North Korean man who smuggled Squid Game into the country sentenced to death
North Korea takes watching foreign content very seriously. So seriously, in fact, that it is punishing a man who smuggled South Korean Netflix series Squid Game into the country with death.
A group of high school students who purchased the series on a USB drive are facing grave punishments as well.
Business Insider cited a report released by Radio Free Asia (RFA), a US government-funded nonprofit news service serving audiences in Asia, that says a man has been sentenced to death for smuggling the global hit Squid Game across borders. The sentence is to be carried out by firing squad.
The crime was detected by censors in the area when the high school student who bought the smuggled copy watched it with his friends at school.
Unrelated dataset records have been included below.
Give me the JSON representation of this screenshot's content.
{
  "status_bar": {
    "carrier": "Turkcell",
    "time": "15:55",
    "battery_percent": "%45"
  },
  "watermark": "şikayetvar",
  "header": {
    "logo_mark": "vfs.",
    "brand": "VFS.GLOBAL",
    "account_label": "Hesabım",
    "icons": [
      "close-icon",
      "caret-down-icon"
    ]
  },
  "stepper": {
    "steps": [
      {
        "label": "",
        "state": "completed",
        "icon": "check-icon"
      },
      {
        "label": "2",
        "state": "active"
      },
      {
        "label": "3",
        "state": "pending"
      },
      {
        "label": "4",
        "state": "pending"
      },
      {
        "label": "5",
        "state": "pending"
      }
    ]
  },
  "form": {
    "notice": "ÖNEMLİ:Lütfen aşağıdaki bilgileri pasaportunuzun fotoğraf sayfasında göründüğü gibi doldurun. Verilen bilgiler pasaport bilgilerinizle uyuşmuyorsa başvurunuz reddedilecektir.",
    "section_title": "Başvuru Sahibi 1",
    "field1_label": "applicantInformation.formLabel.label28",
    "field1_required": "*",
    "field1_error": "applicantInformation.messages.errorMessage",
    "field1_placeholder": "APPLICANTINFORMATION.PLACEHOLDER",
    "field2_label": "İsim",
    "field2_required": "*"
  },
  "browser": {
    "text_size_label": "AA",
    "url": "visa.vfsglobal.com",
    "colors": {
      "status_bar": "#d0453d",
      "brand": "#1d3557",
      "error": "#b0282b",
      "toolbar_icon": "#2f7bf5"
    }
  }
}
The student who bought the USB drive received a life sentence, while six others have been sentenced to five years of hard labour. This is the first time the North Korean government has applied a recently passed law that penalises the distribution, watching, or keeping of media from capitalist countries on minors.
Not only were the smuggler and the students punished, the authorities also fired the teachers and school administrators, sending them away to remote areas for mine work. They justified the move by saying that the students’ education was being neglected, a source told the RFA.
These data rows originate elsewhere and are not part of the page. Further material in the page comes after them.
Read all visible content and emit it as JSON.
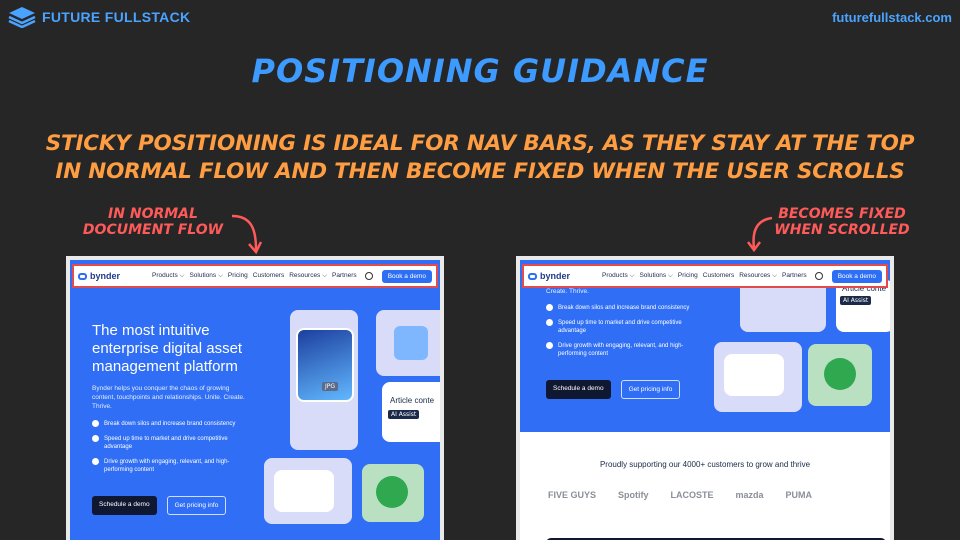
{
  "header": {
    "brand": "FUTURE FULLSTACK",
    "site": "futurefullstack.com"
  },
  "title": "POSITIONING GUIDANCE",
  "subtitle_line1": "STICKY POSITIONING IS IDEAL FOR NAV BARS, AS THEY STAY AT THE TOP",
  "subtitle_line2": "IN NORMAL FLOW AND THEN BECOME FIXED WHEN THE USER SCROLLS",
  "annotations": {
    "left_line1": "IN NORMAL",
    "left_line2": "DOCUMENT FLOW",
    "right_line1": "BECOMES FIXED",
    "right_line2": "WHEN SCROLLED"
  },
  "nav": {
    "brand": "bynder",
    "links": [
      "Products ⌵",
      "Solutions ⌵",
      "Pricing",
      "Customers",
      "Resources ⌵",
      "Partners"
    ],
    "cta": "Book a demo"
  },
  "hero": {
    "heading": "The most intuitive enterprise digital asset management platform",
    "body": "Bynder helps you conquer the chaos of growing content, touchpoints and relationships. Unite. Create. Thrive.",
    "body_tail": "Create. Thrive.",
    "bullets": [
      "Break down silos and increase brand consistency",
      "Speed up time to market and drive competitive advantage",
      "Drive growth with engaging, relevant, and high-performing content"
    ],
    "primary_btn": "Schedule a demo",
    "secondary_btn": "Get pricing info",
    "card_jpg": "JPG",
    "card_article": "Article conte",
    "card_ai": "AI Assist"
  },
  "customers": {
    "headline": "Proudly supporting our 4000+ customers to grow and thrive",
    "logos": [
      "FIVE GUYS",
      "Spotify",
      "LACOSTE",
      "mazda",
      "PUMA"
    ]
  },
  "colors": {
    "bg": "#262626",
    "title": "#3d9bff",
    "subtitle": "#ff9d42",
    "annotation": "#ff5a5a",
    "bynder_blue": "#2f6ef5"
  }
}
In the aftermath of the students getting caught, authorities began searching for memory storage devices storing foreign media, sending the residents into a state of anxiety, especially after the hearing about the severity of the punishment.
Squid Game, a show based on hundreds of financially constrained citizens competing with their lives at risk for money, is Netflix’s most watched show ever and has garnered worldwide acclaim. Sources in the RFA report claim that the depiction of the dystopian world in Squid Game resonates with North Koreans who too are in risky occupations, struggling to earn money to support themselves.
The character in the show who fled North Korea encouraging others to behave in the same way is also a cause for concern for the North Korean government. An August 2019 Washington Post report documented how certain South Korean media is considered dangerous by North Korean authorities because they encourage people to escape.
This fear is backed by the Washington Post report — it also attached a survey of 200 North Korean escapees living in South Korea, in which 90 percent said they consumed foreign media while living in the North. The power of media is real, which is why media is censored in the country.